Swiss biopharmaceutical company Debiopharm led the Series A initial stage, with participation from previous investors Vertex Ventures and Grove Ventures. As part of this new investment, Debiopharm will collaborate with Nucleai on unspecified efforts to accelerate the discovery of biomarkers for oncology drug response.

Nucleai now has a team of about 30, including employees and consultants. Veidman said that the new funding as well as the expected second phase of the Series A will allow the firm to expand both its R&D and business teams.

Nucleai currently only has a physical presence in Israel, but had been planning on opening a US office when the COVID-19 pandemic hit. Veidman said that the outbreak has, in some ways, increased the value of establishing an American base.

"[The pandemic] makes it even more urgent to open an office in the US, where you cannot fly to," he said. "So it makes sense that we'll have an office and a foot on the ground."

Veidman said that the company is eyeing the Boston area for its initial US presence, since it is a hub of pharma and biomedical research.

While only the relationship with Debiopharm has been announced, Veidman said that Nucleai has additional "commercial collaborations" with several large pharma companies that he declined to name. The firm also has an undisclosed health insurer in the US as a client.

"Payors have a lot of interest in treatment decisions regarding immunotherapy," Veidman noted, because expensive cancer immunotherapies often have a low efficacy rate.

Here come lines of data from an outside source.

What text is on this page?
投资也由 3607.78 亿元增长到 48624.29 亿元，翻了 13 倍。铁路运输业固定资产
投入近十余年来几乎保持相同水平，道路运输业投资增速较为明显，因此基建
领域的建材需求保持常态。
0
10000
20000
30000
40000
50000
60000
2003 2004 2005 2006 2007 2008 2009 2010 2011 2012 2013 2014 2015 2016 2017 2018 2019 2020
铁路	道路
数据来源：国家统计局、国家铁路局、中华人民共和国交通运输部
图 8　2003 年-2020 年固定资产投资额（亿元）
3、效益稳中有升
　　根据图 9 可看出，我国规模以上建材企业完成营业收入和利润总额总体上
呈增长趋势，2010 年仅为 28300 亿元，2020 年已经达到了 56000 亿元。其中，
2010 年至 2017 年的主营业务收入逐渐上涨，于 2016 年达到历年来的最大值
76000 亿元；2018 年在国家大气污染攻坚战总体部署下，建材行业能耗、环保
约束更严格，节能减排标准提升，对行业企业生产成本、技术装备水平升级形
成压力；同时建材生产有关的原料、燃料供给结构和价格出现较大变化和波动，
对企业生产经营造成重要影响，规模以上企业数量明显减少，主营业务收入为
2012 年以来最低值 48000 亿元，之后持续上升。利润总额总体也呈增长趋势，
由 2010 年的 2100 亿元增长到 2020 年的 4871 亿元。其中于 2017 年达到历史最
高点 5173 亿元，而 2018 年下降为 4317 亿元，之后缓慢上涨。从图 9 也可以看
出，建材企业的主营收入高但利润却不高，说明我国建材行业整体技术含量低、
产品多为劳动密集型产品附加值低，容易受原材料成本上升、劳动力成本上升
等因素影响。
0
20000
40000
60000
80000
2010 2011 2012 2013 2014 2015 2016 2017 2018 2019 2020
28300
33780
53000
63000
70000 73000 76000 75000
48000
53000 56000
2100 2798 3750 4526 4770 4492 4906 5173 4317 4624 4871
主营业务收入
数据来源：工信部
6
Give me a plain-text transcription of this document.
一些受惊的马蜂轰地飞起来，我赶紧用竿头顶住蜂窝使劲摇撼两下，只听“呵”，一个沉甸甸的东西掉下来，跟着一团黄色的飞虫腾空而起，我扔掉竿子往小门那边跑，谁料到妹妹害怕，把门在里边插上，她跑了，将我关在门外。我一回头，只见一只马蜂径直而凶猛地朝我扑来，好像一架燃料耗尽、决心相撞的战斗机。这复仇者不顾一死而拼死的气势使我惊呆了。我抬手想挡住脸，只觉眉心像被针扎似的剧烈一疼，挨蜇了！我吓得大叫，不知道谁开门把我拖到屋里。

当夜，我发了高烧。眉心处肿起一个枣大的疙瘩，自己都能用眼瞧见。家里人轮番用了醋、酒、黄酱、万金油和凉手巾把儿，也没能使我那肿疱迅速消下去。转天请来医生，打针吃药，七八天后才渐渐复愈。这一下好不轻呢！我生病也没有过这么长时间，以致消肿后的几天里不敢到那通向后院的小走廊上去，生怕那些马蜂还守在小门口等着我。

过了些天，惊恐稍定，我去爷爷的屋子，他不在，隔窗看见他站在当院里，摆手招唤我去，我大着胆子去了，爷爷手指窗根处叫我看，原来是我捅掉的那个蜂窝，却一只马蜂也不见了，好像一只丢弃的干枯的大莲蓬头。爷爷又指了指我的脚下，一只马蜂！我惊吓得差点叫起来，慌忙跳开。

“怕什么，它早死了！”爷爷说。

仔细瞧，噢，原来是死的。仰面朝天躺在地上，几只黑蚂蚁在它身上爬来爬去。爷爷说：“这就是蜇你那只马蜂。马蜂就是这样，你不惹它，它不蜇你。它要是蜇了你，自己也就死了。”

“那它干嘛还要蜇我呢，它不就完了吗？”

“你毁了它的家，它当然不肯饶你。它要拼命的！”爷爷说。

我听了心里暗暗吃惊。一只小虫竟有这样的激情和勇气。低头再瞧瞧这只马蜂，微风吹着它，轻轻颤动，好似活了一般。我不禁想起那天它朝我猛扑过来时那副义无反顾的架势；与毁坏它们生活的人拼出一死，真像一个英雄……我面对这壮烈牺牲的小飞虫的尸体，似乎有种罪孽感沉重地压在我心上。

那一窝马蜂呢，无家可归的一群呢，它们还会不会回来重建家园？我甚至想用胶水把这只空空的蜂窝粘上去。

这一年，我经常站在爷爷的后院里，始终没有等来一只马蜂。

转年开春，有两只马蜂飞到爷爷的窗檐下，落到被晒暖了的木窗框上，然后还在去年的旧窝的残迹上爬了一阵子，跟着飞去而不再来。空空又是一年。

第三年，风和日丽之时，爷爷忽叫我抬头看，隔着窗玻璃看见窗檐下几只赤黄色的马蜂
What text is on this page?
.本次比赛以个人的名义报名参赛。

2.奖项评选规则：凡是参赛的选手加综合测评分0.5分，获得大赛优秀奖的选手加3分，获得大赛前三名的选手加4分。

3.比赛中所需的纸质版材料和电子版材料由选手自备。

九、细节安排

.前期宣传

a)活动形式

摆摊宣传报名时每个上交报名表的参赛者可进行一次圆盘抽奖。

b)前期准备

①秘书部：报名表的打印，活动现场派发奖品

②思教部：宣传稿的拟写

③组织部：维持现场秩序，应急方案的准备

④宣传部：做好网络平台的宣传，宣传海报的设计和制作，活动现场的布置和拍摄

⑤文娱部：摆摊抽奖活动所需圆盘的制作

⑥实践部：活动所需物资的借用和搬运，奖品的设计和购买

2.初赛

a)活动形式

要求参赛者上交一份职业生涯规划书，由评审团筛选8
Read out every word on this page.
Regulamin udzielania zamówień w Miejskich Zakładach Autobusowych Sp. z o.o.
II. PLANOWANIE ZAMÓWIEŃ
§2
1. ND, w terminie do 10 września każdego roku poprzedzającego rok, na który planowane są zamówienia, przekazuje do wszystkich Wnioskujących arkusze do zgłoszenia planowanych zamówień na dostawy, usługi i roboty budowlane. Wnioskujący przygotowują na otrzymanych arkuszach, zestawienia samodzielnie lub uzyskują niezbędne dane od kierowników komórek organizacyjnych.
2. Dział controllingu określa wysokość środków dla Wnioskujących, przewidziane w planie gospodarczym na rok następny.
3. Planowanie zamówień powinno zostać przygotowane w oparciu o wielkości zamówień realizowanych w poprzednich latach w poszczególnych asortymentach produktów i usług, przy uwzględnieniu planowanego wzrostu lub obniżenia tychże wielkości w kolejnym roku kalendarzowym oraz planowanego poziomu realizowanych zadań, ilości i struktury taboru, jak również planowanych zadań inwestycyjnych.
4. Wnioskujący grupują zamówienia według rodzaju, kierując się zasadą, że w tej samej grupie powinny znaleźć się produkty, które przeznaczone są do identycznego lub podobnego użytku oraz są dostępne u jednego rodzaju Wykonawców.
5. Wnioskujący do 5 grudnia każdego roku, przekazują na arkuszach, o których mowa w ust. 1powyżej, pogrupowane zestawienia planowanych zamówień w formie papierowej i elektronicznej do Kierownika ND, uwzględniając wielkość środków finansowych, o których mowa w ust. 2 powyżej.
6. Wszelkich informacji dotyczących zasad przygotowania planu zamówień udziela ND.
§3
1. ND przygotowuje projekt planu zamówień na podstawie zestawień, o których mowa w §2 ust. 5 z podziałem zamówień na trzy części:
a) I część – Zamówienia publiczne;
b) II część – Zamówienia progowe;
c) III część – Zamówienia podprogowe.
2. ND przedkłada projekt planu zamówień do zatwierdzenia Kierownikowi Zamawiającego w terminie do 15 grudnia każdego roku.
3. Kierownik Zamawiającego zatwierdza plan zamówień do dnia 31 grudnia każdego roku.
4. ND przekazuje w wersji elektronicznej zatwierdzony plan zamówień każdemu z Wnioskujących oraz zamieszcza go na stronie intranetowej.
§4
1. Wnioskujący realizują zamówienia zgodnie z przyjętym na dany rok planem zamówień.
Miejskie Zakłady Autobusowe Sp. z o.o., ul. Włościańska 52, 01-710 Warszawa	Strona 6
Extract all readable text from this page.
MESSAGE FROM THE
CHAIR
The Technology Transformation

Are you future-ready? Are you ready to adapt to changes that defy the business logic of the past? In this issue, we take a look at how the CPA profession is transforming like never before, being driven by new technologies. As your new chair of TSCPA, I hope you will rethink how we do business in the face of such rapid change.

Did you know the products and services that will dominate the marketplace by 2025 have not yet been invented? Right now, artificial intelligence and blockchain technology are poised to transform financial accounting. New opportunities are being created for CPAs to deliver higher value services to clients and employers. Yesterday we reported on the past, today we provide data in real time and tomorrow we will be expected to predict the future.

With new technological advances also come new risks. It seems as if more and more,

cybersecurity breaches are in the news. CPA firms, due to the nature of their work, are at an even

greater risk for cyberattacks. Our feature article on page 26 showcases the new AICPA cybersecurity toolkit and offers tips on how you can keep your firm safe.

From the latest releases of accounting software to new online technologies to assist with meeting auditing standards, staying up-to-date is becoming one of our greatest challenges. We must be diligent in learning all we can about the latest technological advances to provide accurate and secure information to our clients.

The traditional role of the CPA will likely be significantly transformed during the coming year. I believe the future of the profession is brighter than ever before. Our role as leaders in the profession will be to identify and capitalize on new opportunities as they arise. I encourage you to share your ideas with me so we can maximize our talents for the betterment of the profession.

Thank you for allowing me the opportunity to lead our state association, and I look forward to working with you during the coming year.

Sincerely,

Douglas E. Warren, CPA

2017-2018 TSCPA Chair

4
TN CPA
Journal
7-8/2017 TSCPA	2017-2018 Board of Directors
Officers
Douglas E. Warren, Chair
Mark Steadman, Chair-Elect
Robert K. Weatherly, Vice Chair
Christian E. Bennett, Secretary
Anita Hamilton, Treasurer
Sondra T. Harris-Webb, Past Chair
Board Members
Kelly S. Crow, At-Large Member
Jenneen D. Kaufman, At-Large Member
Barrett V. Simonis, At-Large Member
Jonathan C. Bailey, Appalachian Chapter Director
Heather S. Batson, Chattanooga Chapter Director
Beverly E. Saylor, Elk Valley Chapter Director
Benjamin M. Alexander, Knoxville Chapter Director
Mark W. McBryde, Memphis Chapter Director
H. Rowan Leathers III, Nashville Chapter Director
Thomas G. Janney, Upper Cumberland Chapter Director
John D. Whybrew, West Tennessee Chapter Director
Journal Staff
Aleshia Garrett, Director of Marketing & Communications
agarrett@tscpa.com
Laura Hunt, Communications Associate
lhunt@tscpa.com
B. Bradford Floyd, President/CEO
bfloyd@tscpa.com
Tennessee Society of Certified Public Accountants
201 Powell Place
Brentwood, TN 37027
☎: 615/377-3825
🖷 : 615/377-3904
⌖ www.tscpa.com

"Payors are spending a lot of money on drugs that the patients will not respond to," Veidman said. "They would prefer that the right decision will be made and the right immunotherapy will be assigned to the patient."

The Nucleai CEO said that the company's pharma relationships could progress to development of companion diagnostics or biomarkers, perhaps in the next two years. There is no specific timetable for moving into other disease states.

Eventually, Veidman wants Nucleai to become a major player in treatment decisions based on the combination of diagnostic information and predictive modeling. "We should use all the information that's out there in order to get the best treatment decision that we can," he said.

The technology is adaptable to other areas of medicine, though oncology remains the primary thrust for the time being.

"The technology that we developed has platform capability. Biopsy analysis and histological analysis could be beneficial not only for oncology," Veidman said, specifically naming inflammatory bowel disease and nonalcoholic steatohepatitis.